Discipline before verdict in related legal case

Employer investigation separate from legal proceedings

Tim Mitchell
Question: One of our employees was charged for an offence he committed while at work. We investigated the incident according to company policy and found his conduct to warrant dismissal. Can we fire him before his legal case is decided? What happens if he's found not guilty?

Answer: The question if and when an employee can be terminated for criminal conduct will depend on a variety of factors. If the employer was relying solely on the charge and did not have independent facts of misconduct, there would certainly be a risk in terminating the employee prior to the hearing of the criminal case. However, in the circumstances you have described, the employer has apparently conducted its own investigation and established, to its satisfaction, the facts underlying the charge did occur and are sufficient to justify dismissal. In such circumstances (and provided the employer does not tie its grounds for termination to the outcome of the criminal proceedings), the employer should be able to terminate the employee without awaiting completion of the criminal proceedings.

Criminal charges may be dismissed for reasons unrelated to the existence of the misconduct. Also, the Crown’s burden of proof in relation to a criminal charge is more onerous than that on an employer. An employer is typically required to bring forward clear and cogent evidence of the misconduct. However, this is still a lesser standard than the proof beyond a reasonable doubt that must be shown to sustain a criminal conviction.

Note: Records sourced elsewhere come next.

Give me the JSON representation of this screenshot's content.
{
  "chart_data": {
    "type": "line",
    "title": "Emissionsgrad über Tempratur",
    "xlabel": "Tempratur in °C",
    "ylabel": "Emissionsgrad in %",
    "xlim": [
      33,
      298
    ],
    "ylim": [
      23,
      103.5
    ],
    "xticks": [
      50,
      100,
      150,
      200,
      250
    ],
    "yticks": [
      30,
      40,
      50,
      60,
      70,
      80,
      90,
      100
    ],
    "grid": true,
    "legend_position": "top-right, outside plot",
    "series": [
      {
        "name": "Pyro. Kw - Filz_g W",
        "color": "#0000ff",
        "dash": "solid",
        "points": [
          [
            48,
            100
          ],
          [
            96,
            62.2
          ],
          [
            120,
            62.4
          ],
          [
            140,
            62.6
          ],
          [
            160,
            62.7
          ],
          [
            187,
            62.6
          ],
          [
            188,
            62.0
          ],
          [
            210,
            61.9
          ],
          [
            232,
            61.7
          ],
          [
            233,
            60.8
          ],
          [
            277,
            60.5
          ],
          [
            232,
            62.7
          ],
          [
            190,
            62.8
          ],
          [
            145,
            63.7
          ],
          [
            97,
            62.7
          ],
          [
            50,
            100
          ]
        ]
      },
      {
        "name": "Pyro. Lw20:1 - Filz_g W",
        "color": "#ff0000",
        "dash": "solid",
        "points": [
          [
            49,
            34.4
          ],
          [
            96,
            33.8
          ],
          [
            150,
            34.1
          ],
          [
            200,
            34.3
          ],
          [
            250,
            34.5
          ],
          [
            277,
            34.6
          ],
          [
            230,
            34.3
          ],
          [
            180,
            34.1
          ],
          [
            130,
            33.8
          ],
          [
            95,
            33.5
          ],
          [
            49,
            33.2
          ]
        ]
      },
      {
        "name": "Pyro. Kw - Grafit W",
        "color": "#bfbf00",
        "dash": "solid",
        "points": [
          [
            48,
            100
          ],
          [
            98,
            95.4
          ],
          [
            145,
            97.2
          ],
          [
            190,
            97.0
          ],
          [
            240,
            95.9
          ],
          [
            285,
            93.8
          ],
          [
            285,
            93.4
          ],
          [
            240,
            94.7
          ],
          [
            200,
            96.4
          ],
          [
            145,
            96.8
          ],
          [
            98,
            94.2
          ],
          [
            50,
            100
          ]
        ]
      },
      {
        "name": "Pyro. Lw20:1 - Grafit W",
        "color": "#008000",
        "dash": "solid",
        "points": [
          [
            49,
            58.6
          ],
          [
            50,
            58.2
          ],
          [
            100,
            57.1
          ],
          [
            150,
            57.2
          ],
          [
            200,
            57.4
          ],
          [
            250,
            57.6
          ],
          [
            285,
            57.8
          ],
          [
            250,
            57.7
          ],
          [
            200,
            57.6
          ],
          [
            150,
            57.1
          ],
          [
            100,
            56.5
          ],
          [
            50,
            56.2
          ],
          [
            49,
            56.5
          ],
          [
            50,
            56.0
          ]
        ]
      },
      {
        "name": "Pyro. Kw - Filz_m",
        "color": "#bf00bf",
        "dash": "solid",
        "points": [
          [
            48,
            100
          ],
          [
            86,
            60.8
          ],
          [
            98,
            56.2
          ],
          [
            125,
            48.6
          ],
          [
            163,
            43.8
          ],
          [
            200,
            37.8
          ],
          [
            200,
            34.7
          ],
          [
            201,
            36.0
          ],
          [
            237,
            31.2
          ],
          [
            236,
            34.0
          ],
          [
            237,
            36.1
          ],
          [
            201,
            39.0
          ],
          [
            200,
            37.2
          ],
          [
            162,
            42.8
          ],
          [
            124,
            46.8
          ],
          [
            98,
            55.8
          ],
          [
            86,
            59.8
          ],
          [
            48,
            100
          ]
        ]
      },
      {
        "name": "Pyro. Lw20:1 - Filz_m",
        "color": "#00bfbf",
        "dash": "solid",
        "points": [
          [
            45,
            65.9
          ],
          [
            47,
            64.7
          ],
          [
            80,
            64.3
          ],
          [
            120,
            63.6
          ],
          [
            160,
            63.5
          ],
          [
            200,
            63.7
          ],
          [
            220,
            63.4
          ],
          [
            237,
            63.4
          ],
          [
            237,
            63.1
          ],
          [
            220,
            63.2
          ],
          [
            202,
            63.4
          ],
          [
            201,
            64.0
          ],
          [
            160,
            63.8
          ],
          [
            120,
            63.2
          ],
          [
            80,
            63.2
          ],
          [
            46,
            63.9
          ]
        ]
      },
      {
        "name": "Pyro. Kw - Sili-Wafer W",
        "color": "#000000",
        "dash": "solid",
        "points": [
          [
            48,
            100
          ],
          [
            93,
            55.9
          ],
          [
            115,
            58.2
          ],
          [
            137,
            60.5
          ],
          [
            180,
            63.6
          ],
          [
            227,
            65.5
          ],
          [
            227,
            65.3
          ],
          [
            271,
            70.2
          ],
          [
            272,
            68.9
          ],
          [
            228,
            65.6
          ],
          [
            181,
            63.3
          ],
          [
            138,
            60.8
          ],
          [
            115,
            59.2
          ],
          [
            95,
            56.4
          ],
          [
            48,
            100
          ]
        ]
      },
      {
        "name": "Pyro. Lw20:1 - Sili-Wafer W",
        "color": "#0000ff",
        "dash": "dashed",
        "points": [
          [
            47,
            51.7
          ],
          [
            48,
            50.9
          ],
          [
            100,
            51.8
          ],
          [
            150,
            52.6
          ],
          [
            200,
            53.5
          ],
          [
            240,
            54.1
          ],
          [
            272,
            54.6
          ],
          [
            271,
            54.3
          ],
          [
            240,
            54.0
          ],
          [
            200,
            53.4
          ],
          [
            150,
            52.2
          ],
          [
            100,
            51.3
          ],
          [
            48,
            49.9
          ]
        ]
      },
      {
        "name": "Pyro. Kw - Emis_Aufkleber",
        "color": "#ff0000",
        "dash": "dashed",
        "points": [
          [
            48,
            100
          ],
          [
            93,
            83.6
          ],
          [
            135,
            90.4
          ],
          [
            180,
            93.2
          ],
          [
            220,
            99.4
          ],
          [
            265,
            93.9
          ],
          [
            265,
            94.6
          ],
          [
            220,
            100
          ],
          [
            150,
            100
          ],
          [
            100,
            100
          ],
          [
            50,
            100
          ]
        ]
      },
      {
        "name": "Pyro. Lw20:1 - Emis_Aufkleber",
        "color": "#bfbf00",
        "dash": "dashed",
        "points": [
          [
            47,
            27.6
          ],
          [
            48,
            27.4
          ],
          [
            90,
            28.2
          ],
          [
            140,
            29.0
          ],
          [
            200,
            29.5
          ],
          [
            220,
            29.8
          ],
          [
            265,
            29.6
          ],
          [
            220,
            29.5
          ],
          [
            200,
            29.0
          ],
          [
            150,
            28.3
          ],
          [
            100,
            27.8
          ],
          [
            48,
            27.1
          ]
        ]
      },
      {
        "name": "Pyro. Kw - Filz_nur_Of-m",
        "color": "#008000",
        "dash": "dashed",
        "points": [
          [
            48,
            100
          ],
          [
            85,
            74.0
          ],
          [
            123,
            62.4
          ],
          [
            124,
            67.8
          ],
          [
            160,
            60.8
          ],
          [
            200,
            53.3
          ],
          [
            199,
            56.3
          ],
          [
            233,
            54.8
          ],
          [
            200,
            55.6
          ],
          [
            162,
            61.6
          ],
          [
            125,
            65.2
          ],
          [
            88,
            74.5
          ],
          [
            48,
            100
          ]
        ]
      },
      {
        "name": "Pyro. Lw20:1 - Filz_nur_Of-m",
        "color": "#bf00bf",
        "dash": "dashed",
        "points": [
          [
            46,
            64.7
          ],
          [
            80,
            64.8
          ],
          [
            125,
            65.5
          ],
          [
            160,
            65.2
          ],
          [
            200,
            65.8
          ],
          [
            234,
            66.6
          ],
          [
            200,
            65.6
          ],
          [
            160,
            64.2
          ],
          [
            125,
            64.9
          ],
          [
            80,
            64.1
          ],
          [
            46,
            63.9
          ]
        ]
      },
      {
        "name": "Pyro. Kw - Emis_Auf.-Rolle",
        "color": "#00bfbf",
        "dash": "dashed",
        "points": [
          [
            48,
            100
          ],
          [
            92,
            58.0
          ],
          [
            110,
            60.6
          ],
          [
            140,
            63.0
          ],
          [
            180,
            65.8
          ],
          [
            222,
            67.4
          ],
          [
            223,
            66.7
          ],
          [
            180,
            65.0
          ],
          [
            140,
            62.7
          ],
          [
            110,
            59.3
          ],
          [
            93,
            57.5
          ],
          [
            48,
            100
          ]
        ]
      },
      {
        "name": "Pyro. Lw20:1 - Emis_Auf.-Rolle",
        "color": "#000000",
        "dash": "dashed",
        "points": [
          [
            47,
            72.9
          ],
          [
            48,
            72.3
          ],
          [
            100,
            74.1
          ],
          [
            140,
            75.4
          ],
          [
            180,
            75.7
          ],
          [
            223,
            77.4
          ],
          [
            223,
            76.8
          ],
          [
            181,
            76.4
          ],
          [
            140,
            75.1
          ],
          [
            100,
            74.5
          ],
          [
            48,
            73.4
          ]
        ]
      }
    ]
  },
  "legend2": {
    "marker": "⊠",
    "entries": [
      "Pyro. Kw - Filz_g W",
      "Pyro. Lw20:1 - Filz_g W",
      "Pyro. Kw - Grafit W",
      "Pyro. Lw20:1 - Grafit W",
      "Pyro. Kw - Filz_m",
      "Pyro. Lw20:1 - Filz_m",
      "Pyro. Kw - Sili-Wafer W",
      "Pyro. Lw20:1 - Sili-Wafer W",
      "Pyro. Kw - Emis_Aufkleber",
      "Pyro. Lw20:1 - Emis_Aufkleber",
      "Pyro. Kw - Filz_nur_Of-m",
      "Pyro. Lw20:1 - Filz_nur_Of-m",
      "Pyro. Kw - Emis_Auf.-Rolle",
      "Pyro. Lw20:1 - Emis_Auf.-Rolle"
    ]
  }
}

In Toronto (City) v. C.U.P.E., Local 79, the Supreme Court of Canada held a criminal conviction could not be tried again in another forum with a different conclusion (in that case, a grievance arbitration). However, there was nothing in the decision to suggest it would also apply to an acquittal, stay, discharge or withdrawal of charges.

In Alberta (Solicitor General - Correctional Services Division) v. A.U.P.E., an arbitration board held the Toronto (City) case did not mean an employer would be bound by the disposition of criminal charges other than by conviction:

“Such a thing, in my view would inextricably tie an employer to the success of the criminal law system. It would lose the independent ability to consider its own reasons and the available evidence known to it at some point as the workplace manager, and make its own informed decision on whether to proceed with discipline or discharge on the basis of the facts as it understands them and is willing to prove on clear and cogent evidence in the parties’ own forum, being the arbitration hearing.”

Accordingly, if an employer determines on the particular facts that it has a provable case of just cause, it need not feel obliged to put off a dismissal until criminal proceedings have concluded.

For more information see:

• Toronto (City) v. C.U.P.E., Local 79, 2003 CarswellOnt 4328 (S.C.C.).

• Alberta (Solicitor General – Correctional Services Division) v. A.U.P.E., 2003 CarswellAlta 1977 (Alta. Arb. Bd.).